Para reverter a situação de desmonte que a extrema direita aprofundou no Brasil, só com o apoio de organizações sociais e políticas
No Brasil, organizações sociais com larga trajetória de trabalho político nos territórios ampliam articulações em defesa de seus modos de vida e no enfrentamento da crise climática.
Luis Inácio Lula da Silva, ex-sindicalista e fundador do Partido dos Trabalhadores (PT), assume pela terceira vez a presidência de Brasil com a promessa de dar um giro de 180° em relação à gestão de Jair Bolsonaro (2018-2022). No seu discurso da vitória, realizado em São Paulo, no dia 30 de outubro de 2022, Lula afirmou: “O desafio é imenso. É preciso reconstruir este país em todas as suas dimensões”. Além da fome, que atinge 33,1 milhões de brasileiras e brasileiros, muitos são os retrocessos a serem afrontados, como os desmontes de políticas sociais, ambientais e de direitos humanos. Diversas organizações sociais e políticas que apoiaram Lula vêm contribuindo com propostas concretas para eliminar alguns destes retrocessos. Entre as quais, destacamos o “Revogaço”, diagnóstico sobre as diversas dimensões de destruição da democracia brasileira, impostos durante os quatro anos do governo Bolsonaro. Este estudo -elaborado pelas fundações Lauro Campos e Marielle Franco, braço teórico do Partido Socialismo e Liberdade (PSOL), e Rosa Luxemburgo, escritório de São Paulo- seleciona mais de 200 normas que podem ser anuladas de uma só vez pelo presidente eleito.
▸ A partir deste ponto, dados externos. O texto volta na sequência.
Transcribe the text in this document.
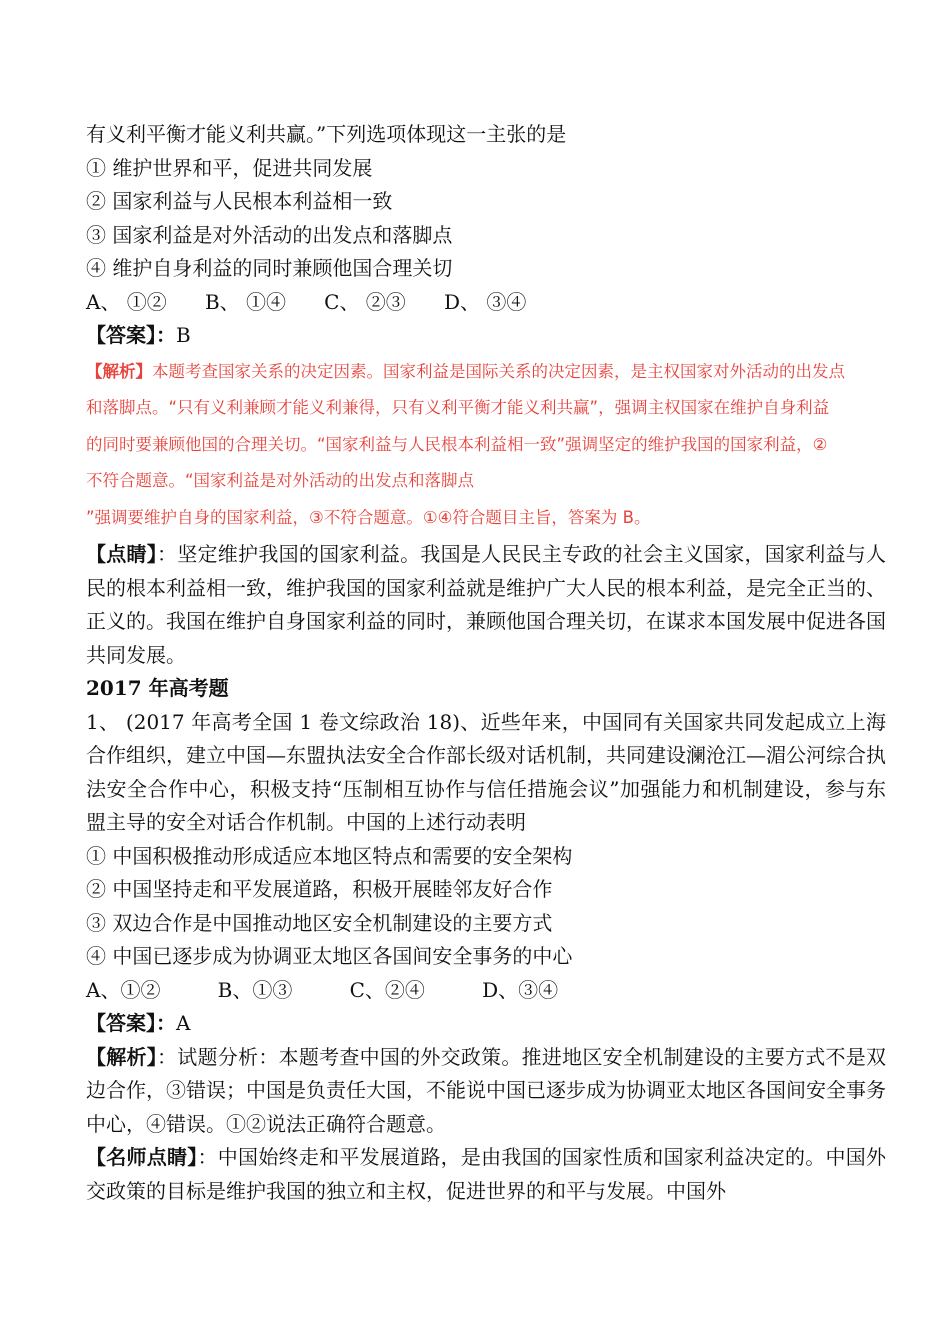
有义利平衡才能义利共赢。”下列选项体现这一主张的是
① 维护世界和平，促进共同发展
② 国家利益与人民根本利益相一致
③ 国家利益是对外活动的出发点和落脚点
④ 维护自身利益的同时兼顾他国合理关切
A、 ①②      B、 ①④      C、 ②③      D、 ③④
【答案】：B
【解析】本题考查国家关系的决定因素。国家利益是国际关系的决定因素，是主权国家对外活动的出发点
和落脚点。“只有义利兼顾才能义利兼得，只有义利平衡才能义利共赢”，强调主权国家在维护自身利益
的同时要兼顾他国的合理关切。“国家利益与人民根本利益相一致”强调坚定的维护我国的国家利益，②
不符合题意。“国家利益是对外活动的出发点和落脚点
”强调要维护自身的国家利益，③不符合题意。①④符合题目主旨，答案为 B。
【点睛】：坚定维护我国的国家利益。我国是人民民主专政的社会主义国家，国家利益与人民的根本利益相一致，维护我国的国家利益就是维护广大人民的根本利益，是完全正当的、正义的。我国在维护自身国家利益的同时，兼顾他国合理关切，在谋求本国发展中促进各国共同发展。
2017 年高考题
1、 (2017 年高考全国 1 卷文综政治 18)、近些年来，中国同有关国家共同发起成立上海合作组织，建立中国—东盟执法安全合作部长级对话机制，共同建设澜沧江—湄公河综合执法安全合作中心，积极支持“压制相互协作与信任措施会议”加强能力和机制建设，参与东盟主导的安全对话合作机制。中国的上述行动表明
① 中国积极推动形成适应本地区特点和需要的安全架构
② 中国坚持走和平发展道路，积极开展睦邻友好合作
③ 双边合作是中国推动地区安全机制建设的主要方式
④ 中国已逐步成为协调亚太地区各国间安全事务的中心
A、①②         B、①③         C、②④         D、③④
【答案】：A
【解析】：试题分析：本题考查中国的外交政策。推进地区安全机制建设的主要方式不是双边合作，③错误；中国是负责任大国，不能说中国已逐步成为协调亚太地区各国间安全事务中心，④错误。①②说法正确符合题意。
【名师点睛】：中国始终走和平发展道路，是由我国的国家性质和国家利益决定的。中国外交政策的目标是维护我国的独立和主权，促进世界的和平与发展。中国外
No âmbito dos retrocessos socioambientais, salientamos: a destruição da política ambiental; a descentralização dos licenciamentos ambientais; aprovação do maior número de agrotóxicos da história do País; o aumento do desmatamento da Amazônia (13 mil quilômetros quadrados em 2021) e do Cerrado (8,5 mil quilômetros quadrados em 2021); o estabelecimento de subsídios para a geração de energia carvão; o negacionismo científico sobre as mudanças climáticas; a expansão da mineração ilegal em territórios indígenas; a intensificação dos processos de financeirização da natureza (mercado de carbono, pagamento de serviços ambientais), entre diversos outros. Se por um lado, há um capítulo específico sobre meio ambiente no estudo mencionado acima, por outro, diversas organizações da sociedade civil organizada, principalmente associações indígenas como a Articulação dos Povos Indígenas do Brasil (ABIP), a Coordenação das Organizações Indígenas da Amazônia Brasileira (COIAB), a União das Mulheres Indígenas (UMIAB), entre outras, nunca deixaram de elaborar diagnósticos da situação nos territórios e de realizar denúncias a nível nacional e internacional frente à violação de direitos garantidos na Constituição de 1988.
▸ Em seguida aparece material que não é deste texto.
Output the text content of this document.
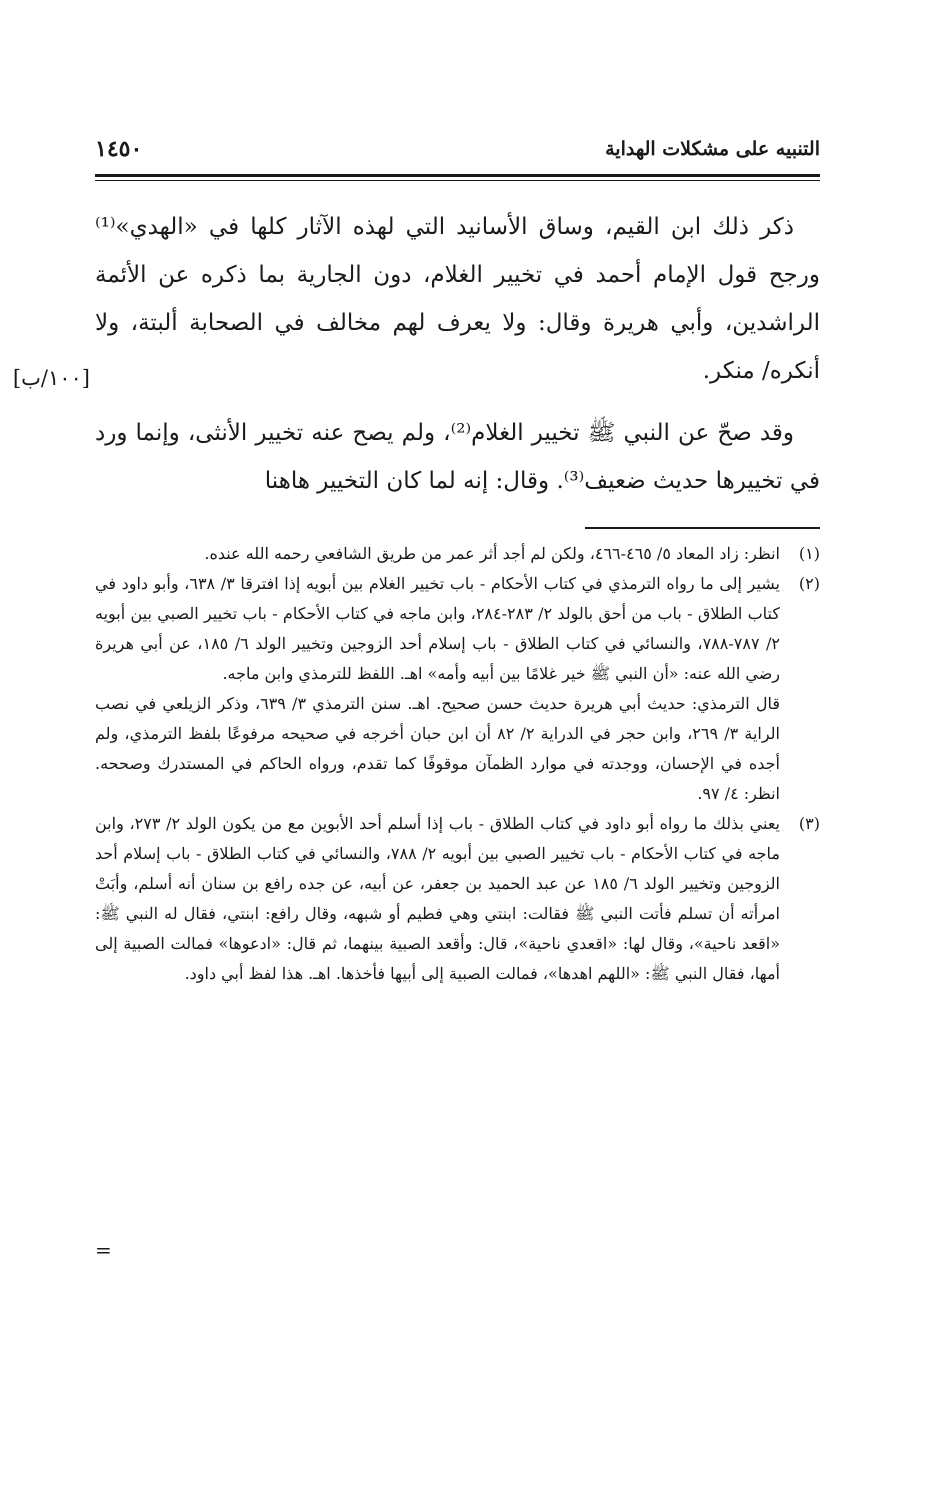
التنبيه على مشكلات الهداية
١٤٥٠

ذكر ذلك ابن القيم، وساق الأسانيد التي لهذه الآثار كلها في «الهدي»⁽¹⁾ ورجح قول الإمام أحمد في تخيير الغلام، دون الجارية بما ذكره عن الأئمة الراشدين، وأبي هريرة وقال: ولا يعرف لهم مخالف في الصحابة ألبتة، ولا أنكره/ منكر.

وقد صحّ عن النبي ﷺ تخيير الغلام⁽²⁾، ولم يصح عنه تخيير الأنثى، وإنما ورد في تخييرها حديث ضعيف⁽³⁾. وقال: إنه لما كان التخيير هاهنا

(١)

انظر: زاد المعاد ٥/ ٤٦٥-٤٦٦، ولكن لم أجد أثر عمر من طريق الشافعي رحمه الله عنده.

(٢)

يشير إلى ما رواه الترمذي في كتاب الأحكام - باب تخيير الغلام بين أبويه إذا افترقا ٣/ ٦٣٨، وأبو داود في كتاب الطلاق - باب من أحق بالولد ٢/ ٢٨٣-٢٨٤، وابن ماجه في كتاب الأحكام - باب تخيير الصبي بين أبويه ٢/ ٧٨٧-٧٨٨، والنسائي في كتاب الطلاق - باب إسلام أحد الزوجين وتخيير الولد ٦/ ١٨٥، عن أبي هريرة رضي الله عنه: «أن النبي ﷺ خير غلامًا بين أبيه وأمه» اهـ. اللفظ للترمذي وابن ماجه.

قال الترمذي: حديث أبي هريرة حديث حسن صحيح. اهـ. سنن الترمذي ٣/ ٦٣٩، وذكر الزيلعي في نصب الراية ٣/ ٢٦٩، وابن حجر في الدراية ٢/ ٨٢ أن ابن حبان أخرجه في صحيحه مرفوعًا بلفظ الترمذي، ولم أجده في الإحسان، ووجدته في موارد الظمآن موقوفًا كما تقدم، ورواه الحاكم في المستدرك وصححه. انظر: ٤/ ٩٧.

(٣)

يعني بذلك ما رواه أبو داود في كتاب الطلاق - باب إذا أسلم أحد الأبوين مع من يكون الولد ٢/ ٢٧٣، وابن ماجه في كتاب الأحكام - باب تخيير الصبي بين أبويه ٢/ ٧٨٨، والنسائي في كتاب الطلاق - باب إسلام أحد الزوجين وتخيير الولد ٦/ ١٨٥ عن عبد الحميد بن جعفر، عن أبيه، عن جده رافع بن سنان أنه أسلم، وأبَتْ امرأته أن تسلم فأتت النبي ﷺ فقالت: ابنتي وهي فطيم أو شبهه، وقال رافع: ابنتي، فقال له النبي ﷺ: «اقعد ناحية»، وقال لها: «اقعدي ناحية»، قال: وأقعد الصبية بينهما، ثم قال: «ادعوها» فمالت الصبية إلى أمها، فقال النبي ﷺ: «اللهم اهدها»، فمالت الصبية إلى أبيها فأخذها. اهـ. هذا لفظ أبي داود.

[١٠٠/ب]
=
Um exemplo emblemático são as denúncias em torno do Projeto de Lei 191/2020, que está tramitando no Congresso Nacional, e que visa estabelecer as condições específicas para a realização de pesquisa e lavra de recursos minerais, hidrocarbonetos e o aproveitamento de recursos hídricos para geração de energia elétrica em terras indígenas. Na luta contra a aprovação do PL 191/2020 se somam grandes ONGs ambientalistas, o Movimento dos Atingidos por Barragens (MAB) e acadêmicas/os e pesquisadoras/es que se posicionam contra a construção de novas hidrelétricas na Amazônia. Neste contexto, diversos são os planos da Eletrobras -ex-estatal do setor elétrico, privatizada pelo governo Bolsonaro em junho de 2022- que está esperando a aprovação desta Lei para iniciar a possível implementação dos mesmos.
A intensificação dos conflitos socioambientais decorrentes das políticas antiambientais, racistas e colonialistas do governo Bolsonaro decorrentes da instalação de grandes projetos de infraestrutura, como os empreendimentos de geração de energia, tem gerado processos de expropriação de territórios e de alteração negativa de modos de vida de quilombolas, comunidades tradicionais, camponesas e povos indígenas. Também estão sendo explicitadas as consequências diferenciadas para as mulheres e os jovens, em especial, as mulheres negras e indígenas. Aqui, é necessário mencionar que, paralelamente aos projetos “tradicionais” de geração de energia, como as hidrelétricas, há um avanço alarmante dos projetos implantados em nome da transição energética e/ou do combate às mudanças climáticas, como são os grandes parques eólicos e solares. Empreendimentos que estão sendo questionados por movimentos e organizações sociais -como o Instituto Terramar e o Conselho Pastoral de Pescadores- por suas dimensões, pelo impedimento do acesso ao mar de comunidades ribeirinhas, pela especulação em torno da exportação futura de hidrogênio verde, e por não serem limpos, já que demandam diversos minerais não-renováveis no seu processo de produção e também combustíveis fósseis no transporte dos equipamentos.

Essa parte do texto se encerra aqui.